MOST cases of breast, bowel or lung cancer among the poorest Scots are not picked up until the disease has spread to other organs, new figures show.
Campaigners said the figures were “especially worrying” as patients diagnosed with stage four cancer are much less likely to survive and face more gruelling treatments and side effects.
Breast, bowel and lung cancer are the most common forms of the disease in Scotland, accounting for 43% of cases, but the latest statistics highlight a gulf in detection rates between the most and least affluent parts of Scotland.
While four in five cases among the least deprived patients were picked up before stage four in 2016 and 2017 – in most cases at stage two – among the poorest patients, 30.3% were not identified until it was at the most serious, advanced stage.
Research has shown that people from more deprived background are less likely to take part in routine cancer screening, such as attending mammograms or returning bowel screening kits, but shortages of radiologists have also been blamed for delays in patients receiving the results of key diagnostic cancer tests such as CT and MRI scans.
It comes as charities warned that progress on improving early detection rates in Scotland “has stalled”.
The Detect Cancer Early (DCE) programme was launched by the Scottish Government in 2012 with a target to increase the proportion of patients diagnosed with breast, lung or bowel cancer at stage one by 25% by the end of 2015.
That aim has yet to be achieved, however, and there are fears that after what has been described as"glacial progress" the figures are now going in the wrong direction.

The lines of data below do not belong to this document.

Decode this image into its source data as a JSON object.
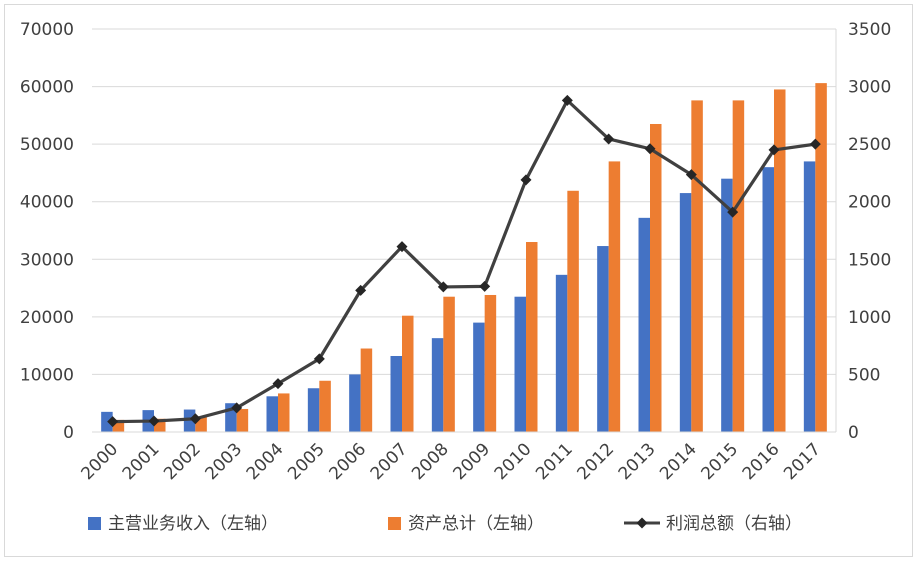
{
  "chart_data": {
    "type": "bar",
    "categories": [
      "2000",
      "2001",
      "2002",
      "2003",
      "2004",
      "2005",
      "2006",
      "2007",
      "2008",
      "2009",
      "2010",
      "2011",
      "2012",
      "2013",
      "2014",
      "2015",
      "2016",
      "2017"
    ],
    "series": [
      {
        "name": "主营业务收入（左轴）",
        "type": "bar",
        "axis": "left",
        "color": "#4472c4",
        "values": [
          3500,
          3800,
          3900,
          5000,
          6200,
          7600,
          10000,
          13200,
          16300,
          19000,
          23500,
          27300,
          32300,
          37200,
          41500,
          44000,
          46000,
          47000
        ]
      },
      {
        "name": "资产总计（左轴）",
        "type": "bar",
        "axis": "left",
        "color": "#ed7d31",
        "values": [
          2100,
          2300,
          2700,
          4000,
          6700,
          8900,
          14500,
          20200,
          23500,
          23800,
          33000,
          41900,
          47000,
          53500,
          57600,
          57600,
          59500,
          60600
        ]
      },
      {
        "name": "利润总额（右轴）",
        "type": "line",
        "axis": "right",
        "color": "#404040",
        "values": [
          90,
          95,
          115,
          210,
          420,
          635,
          1230,
          1610,
          1260,
          1265,
          2190,
          2880,
          2545,
          2460,
          2235,
          1910,
          2450,
          2500
        ]
      }
    ],
    "yleft": {
      "min": 0,
      "max": 70000,
      "step": 10000,
      "ticks": [
        "0",
        "10000",
        "20000",
        "30000",
        "40000",
        "50000",
        "60000",
        "70000"
      ]
    },
    "yright": {
      "min": 0,
      "max": 3500,
      "step": 500,
      "ticks": [
        "0",
        "500",
        "1000",
        "1500",
        "2000",
        "2500",
        "3000",
        "3500"
      ]
    },
    "grid": true,
    "legend_position": "bottom"
  }
}
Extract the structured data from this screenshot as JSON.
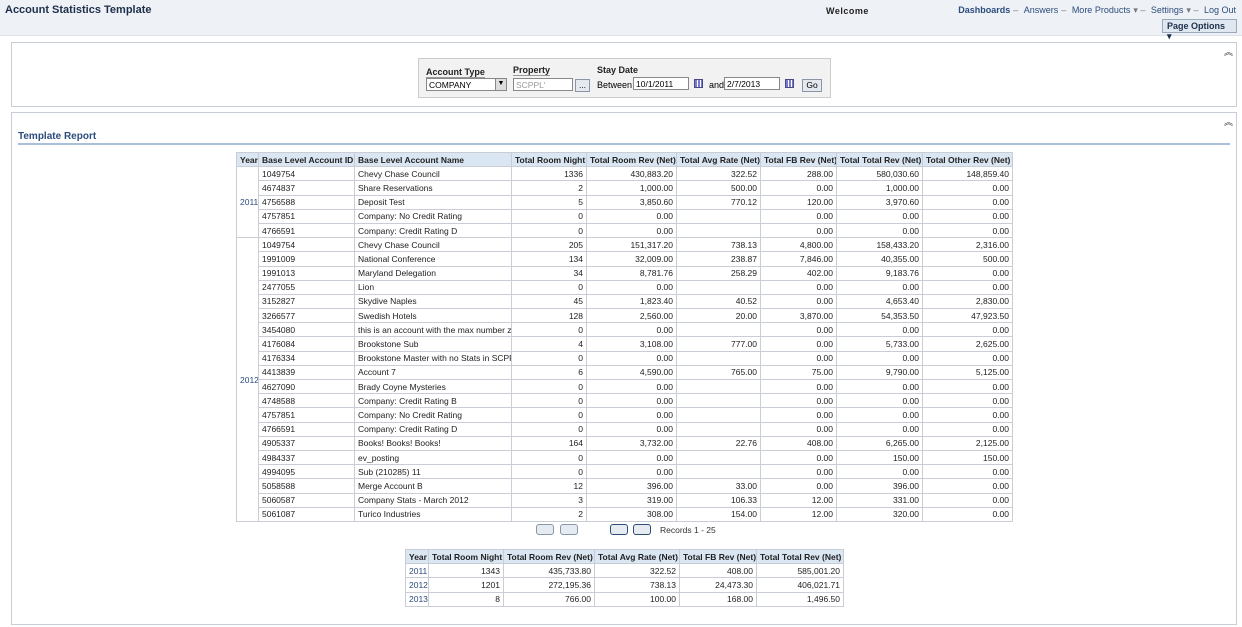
{
  "header": {
    "title": "Account Statistics Template",
    "welcome": "Welcome",
    "links": [
      "Dashboards",
      "Answers",
      "More Products",
      "Settings",
      "Log Out"
    ],
    "page_options": "Page Options"
  },
  "prompts": {
    "account_type_label": "Account Type",
    "account_type_value": "COMPANY",
    "property_label": "Property",
    "property_value": "SCPPL'",
    "browse_button": "...",
    "stay_date_label": "Stay Date",
    "between_label": "Between",
    "start_date": "10/1/2011",
    "and_label": "and",
    "end_date": "2/7/2013",
    "go_button": "Go"
  },
  "report": {
    "title": "Template Report",
    "table": {
      "columns": [
        "Year",
        "Base Level Account ID",
        "Base Level Account Name",
        "Total Room Night",
        "Total Room Rev (Net)",
        "Total Avg Rate (Net)",
        "Total FB Rev (Net)",
        "Total Total Rev (Net)",
        "Total Other Rev (Net)"
      ],
      "groups": [
        {
          "year": "2011",
          "rows": [
            [
              "1049754",
              "Chevy Chase Council",
              "1336",
              "430,883.20",
              "322.52",
              "288.00",
              "580,030.60",
              "148,859.40"
            ],
            [
              "4674837",
              "Share Reservations",
              "2",
              "1,000.00",
              "500.00",
              "0.00",
              "1,000.00",
              "0.00"
            ],
            [
              "4756588",
              "Deposit Test",
              "5",
              "3,850.60",
              "770.12",
              "120.00",
              "3,970.60",
              "0.00"
            ],
            [
              "4757851",
              "Company: No Credit Rating",
              "0",
              "0.00",
              null,
              "0.00",
              "0.00",
              "0.00"
            ],
            [
              "4766591",
              "Company: Credit Rating D",
              "0",
              "0.00",
              null,
              "0.00",
              "0.00",
              "0.00"
            ]
          ]
        },
        {
          "year": "2012",
          "rows": [
            [
              "1049754",
              "Chevy Chase Council",
              "205",
              "151,317.20",
              "738.13",
              "4,800.00",
              "158,433.20",
              "2,316.00"
            ],
            [
              "1991009",
              "National Conference",
              "134",
              "32,009.00",
              "238.87",
              "7,846.00",
              "40,355.00",
              "500.00"
            ],
            [
              "1991013",
              "Maryland Delegation",
              "34",
              "8,781.76",
              "258.29",
              "402.00",
              "9,183.76",
              "0.00"
            ],
            [
              "2477055",
              "Lion",
              "0",
              "0.00",
              null,
              "0.00",
              "0.00",
              "0.00"
            ],
            [
              "3152827",
              "Skydive Naples",
              "45",
              "1,823.40",
              "40.52",
              "0.00",
              "4,653.40",
              "2,830.00"
            ],
            [
              "3266577",
              "Swedish Hotels",
              "128",
              "2,560.00",
              "20.00",
              "3,870.00",
              "54,353.50",
              "47,923.50"
            ],
            [
              "3454080",
              "this is an account with the max number z",
              "0",
              "0.00",
              null,
              "0.00",
              "0.00",
              "0.00"
            ],
            [
              "4176084",
              "Brookstone Sub",
              "4",
              "3,108.00",
              "777.00",
              "0.00",
              "5,733.00",
              "2,625.00"
            ],
            [
              "4176334",
              "Brookstone Master with no Stats in SCPPL",
              "0",
              "0.00",
              null,
              "0.00",
              "0.00",
              "0.00"
            ],
            [
              "4413839",
              "Account 7",
              "6",
              "4,590.00",
              "765.00",
              "75.00",
              "9,790.00",
              "5,125.00"
            ],
            [
              "4627090",
              "Brady Coyne Mysteries",
              "0",
              "0.00",
              null,
              "0.00",
              "0.00",
              "0.00"
            ],
            [
              "4748588",
              "Company: Credit Rating B",
              "0",
              "0.00",
              null,
              "0.00",
              "0.00",
              "0.00"
            ],
            [
              "4757851",
              "Company: No Credit Rating",
              "0",
              "0.00",
              null,
              "0.00",
              "0.00",
              "0.00"
            ],
            [
              "4766591",
              "Company: Credit Rating D",
              "0",
              "0.00",
              null,
              "0.00",
              "0.00",
              "0.00"
            ],
            [
              "4905337",
              "Books! Books! Books!",
              "164",
              "3,732.00",
              "22.76",
              "408.00",
              "6,265.00",
              "2,125.00"
            ],
            [
              "4984337",
              "ev_posting",
              "0",
              "0.00",
              null,
              "0.00",
              "150.00",
              "150.00"
            ],
            [
              "4994095",
              "Sub (210285) 11",
              "0",
              "0.00",
              null,
              "0.00",
              "0.00",
              "0.00"
            ],
            [
              "5058588",
              "Merge Account B",
              "12",
              "396.00",
              "33.00",
              "0.00",
              "396.00",
              "0.00"
            ],
            [
              "5060587",
              "Company Stats - March 2012",
              "3",
              "319.00",
              "106.33",
              "12.00",
              "331.00",
              "0.00"
            ],
            [
              "5061087",
              "Turico Industries",
              "2",
              "308.00",
              "154.00",
              "12.00",
              "320.00",
              "0.00"
            ]
          ]
        }
      ]
    },
    "pager": {
      "records": "Records 1 - 25"
    },
    "summary": {
      "columns": [
        "Year",
        "Total Room Night",
        "Total Room Rev (Net)",
        "Total Avg Rate (Net)",
        "Total FB Rev (Net)",
        "Total Total Rev (Net)"
      ],
      "rows": [
        [
          "2011",
          "1343",
          "435,733.80",
          "322.52",
          "408.00",
          "585,001.20"
        ],
        [
          "2012",
          "1201",
          "272,195.36",
          "738.13",
          "24,473.30",
          "406,021.71"
        ],
        [
          "2013",
          "8",
          "766.00",
          "100.00",
          "168.00",
          "1,496.50"
        ]
      ]
    }
  }
}
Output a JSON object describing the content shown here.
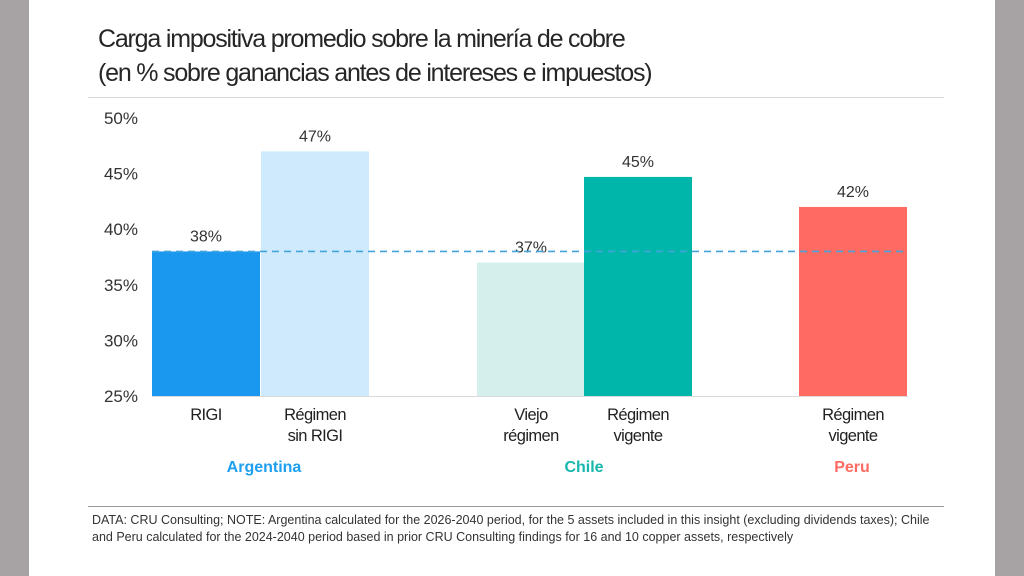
{
  "title": {
    "line1": "Carga impositiva promedio sobre la minería de cobre",
    "line2": "(en % sobre ganancias antes de intereses e impuestos)"
  },
  "footnote": "DATA: CRU Consulting; NOTE: Argentina calculated for the 2026-2040 period, for the 5 assets included in this insight (excluding dividends taxes); Chile and Peru calculated for the 2024-2040 period based in prior CRU Consulting findings for 16 and 10 copper assets, respectively",
  "chart_data": {
    "type": "bar",
    "ylim": [
      25,
      50
    ],
    "yticks": [
      "25%",
      "30%",
      "35%",
      "40%",
      "45%",
      "50%"
    ],
    "ytick_values": [
      25,
      30,
      35,
      40,
      45,
      50
    ],
    "grid": false,
    "reference_line": {
      "value": 38,
      "style": "dashed",
      "color": "#41a5dc"
    },
    "bars": [
      {
        "category": [
          "RIGI"
        ],
        "group": "Argentina",
        "value": 38,
        "label": "38%",
        "color": "#1a98f0"
      },
      {
        "category": [
          "Régimen",
          "sin RIGI"
        ],
        "group": "Argentina",
        "value": 47,
        "label": "47%",
        "color": "#cfeafd"
      },
      {
        "category": [
          "Viejo",
          "régimen"
        ],
        "group": "Chile",
        "value": 37,
        "label": "37%",
        "color": "#d4efec"
      },
      {
        "category": [
          "Régimen",
          "vigente"
        ],
        "group": "Chile",
        "value": 44.7,
        "label": "45%",
        "color": "#00b5aa"
      },
      {
        "category": [
          "Régimen",
          "vigente"
        ],
        "group": "Peru",
        "value": 42,
        "label": "42%",
        "color": "#ff6b63"
      }
    ],
    "groups": [
      {
        "name": "Argentina",
        "color": "#1e9ff0"
      },
      {
        "name": "Chile",
        "color": "#17b7ad"
      },
      {
        "name": "Peru",
        "color": "#ff6b63"
      }
    ]
  }
}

The latest statistics from ISD Scotland - covering 2016 and 2017 - show the percentage of patients diagnosed at stage one has risen by just 8.4% in six years, compared to the equivalent figures for 2010 and 2011. Previous figures, for 2015 and 2016, had shown a 9.1% improvement.
Janice Preston, who heads up Macmillan Cancer Support in Scotland, said: “We are deeply concerned there hasn’t been any improvement in these figures from last year.
"While the DCE campaign was making slow progress, it was previously going in the right direction.
“The picture in deprived communities is especially worrying, with over 30% of people diagnosed at the latest stage compared to under 20% of those in the least deprived areas.
"People diagnosed the latest stage are less likely to survive and more likely to face very challenging treatment and severe side effects if they do."
Across the health boards, the percentage of patients whose breast, bowel or lung cancer was detected at stage one ranged from 22.7% in NHS Grampian to 29.2% in NHS Forth Valley.
In Scotland's largest health board, NHS Greater Glasgow and Clyde, it was 24.4%.
Health Secretary Jeane Freeman stressed that more than a quarter of all breast, lung and bowel cancers are now detected at stage one, and pointed to a 31% increase in stage one diagnoses of lung cancer among the most deprived patients as a sign of progress.
Ms Freeman added: “Screening remains one of the most effective ways to find cancer early and more than £1 million has been committed to health boards and third sector organisations since 2016, through the Scottish Government’s Health Inequalities Fund, to help identify new and innovative ideas to improve screening uptake amongst groups least likely to participate.
“Later this year we will also be launching a new DCE campaign, targeting those in the most deprived areas, to reduce fear around cancer and encourage people to get checked early.
“Overall cancer death rates have dropped by 10.6% over the past 10 years and early detection is vitally important to continuing this trend. We are working to beat cancer, investing more than £100 million in our cancer strategy as well as £14 million earlier this year to support health boards reduce waiting times for endoscopies.”